3.保健・福祉サービスの利用状況とその評価
サービスについての情報は、主に医師・保健婦などの医療従事者から得て(30%前後)、利用の理由は体力の限界が要介護者、介護者ともに主なもので34~45%を占めている。次に多かったのが本人の自立のためで約20%を占めていた。利用している主なサービスはホームヘルプ・サービス、緊急通報システム、デイサービス、訪問診療・訪問看護となっている。それぞれについて50.0~64.6%が満足と答えているが、ショートステイのみは、38.9%のみが満足と答えている。ホームヘルプ・サービスについては、ホームヘルプ・サービス利用者がホームヘルプ・サービス全般に満足したり不満足であった場合、その影響要因はホームヘルパーの「介護技術への満足度」によるのか、それともホームヘルパーとの「コミュニケーション」によるのか調査した。介護技術に満足している者は80%を越えていたが、排泄介助のみが60%台であった。コミュニケーションに関して、ヘルパーとの会話は「よくする」がホームヘルプ・サービス全般に満足と答えた群(満足群)では96.8%、普通と答えた群(普通群)86%と大半を占め、打ち明け話をする群は、満足群21.7%、普通群30.6%と両軍に違いがみられた。サービス全般に不満足と答えた人たち(不満足群)は少数であったが、コミュニケーションでの打ち明け話はしない人が大半であった。保健・福祉サービスの効果性において専門職の視点からはその技術に視点を置きがちであるが、サービス利用者の視点では「コミュニケーション技能」が問われていると思われる。サービス提供者は専門技術の研鑽にあたって、対人コミュニケーション技能を向上させていくことが欠かせず、それもサービスの効果性には不可欠要素であるといえる。
4.要介護者の生活認知と支援入手先の可能性
要介護者自身遠くの親戚より近くの友で、友人・知人・近隣とは週1回以上直接会い、別居の親戚とは、何かあったときに会ったり、電話や手紙を出したりとなっている。要介護者の主観的認知は、現在の生活に満足が63%、寂しさを感じることがある(心理的不安定)が約半数、ネガティブな加齢意識が約4割と相反する結果を示していた。このような結果からすると、高齢者自身の希望や満足度の中には一定の不安的要素が内包されており、こうした不安定要素がどのような因子と関連しているのかを分析することが必要である。また現住所での生活の継続性を求めているものが約8割を占めていた。また高齢者自身が、生活管理(家事など)、経済的自立、社会参加(話し相手)、心理的安定(充実感を与えてくれるもの)、健康やADLの自立維持するためにどのようなサポートを得ることができると思っているのかをみると、同居の家族からの支援が平均して高い値を示している。特に社会性や、心理的安定といった項目では高い値を示していた。それに対して、経済保障では公的サービスも高い値を示し、家事援助や健康の支援についても家族以上の値を示していた。この結果から高齢者がインフォーマル・サポートだけには最早依拠できない事態を自覚していること、諸システムとの関係を生活の側面によって「使い分け」ようとしていることが推察される。
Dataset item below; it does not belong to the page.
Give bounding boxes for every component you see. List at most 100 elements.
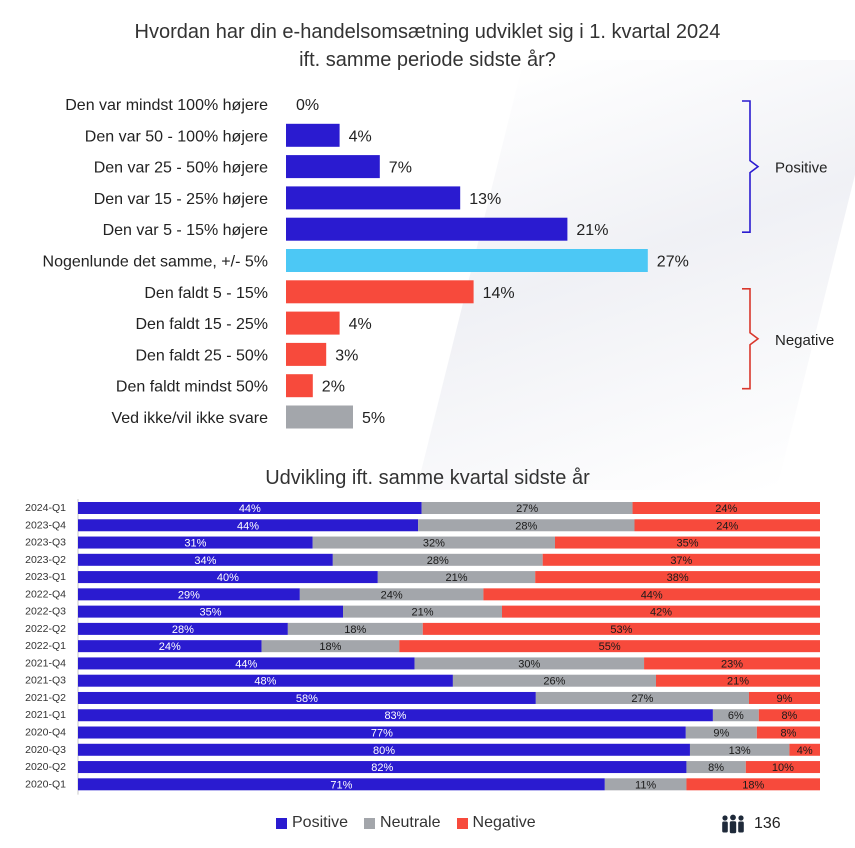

こうした事実からすれば、生活支援の社会化とは従来いわれているような単純な射程では捉えきれないと考える。こうした結果から理解されることは、生活のそれぞれの側面について、異なったシステムへの認知や援助への期待のありようが、高齢者の生活満足度に影響するということである。
結論
1.高齢者自身は在宅生活を継続していく上で、家族中心のインフォーマル・サポートには限界を感じている。2.高齢者自身はケアと経済的保障の社会化とフォーマル・サポートを求めている。3.ホームヘルプ・サービスでは、サービス利用者の視点からは、介護技術のみでなくコミュニケーション技能が求められている。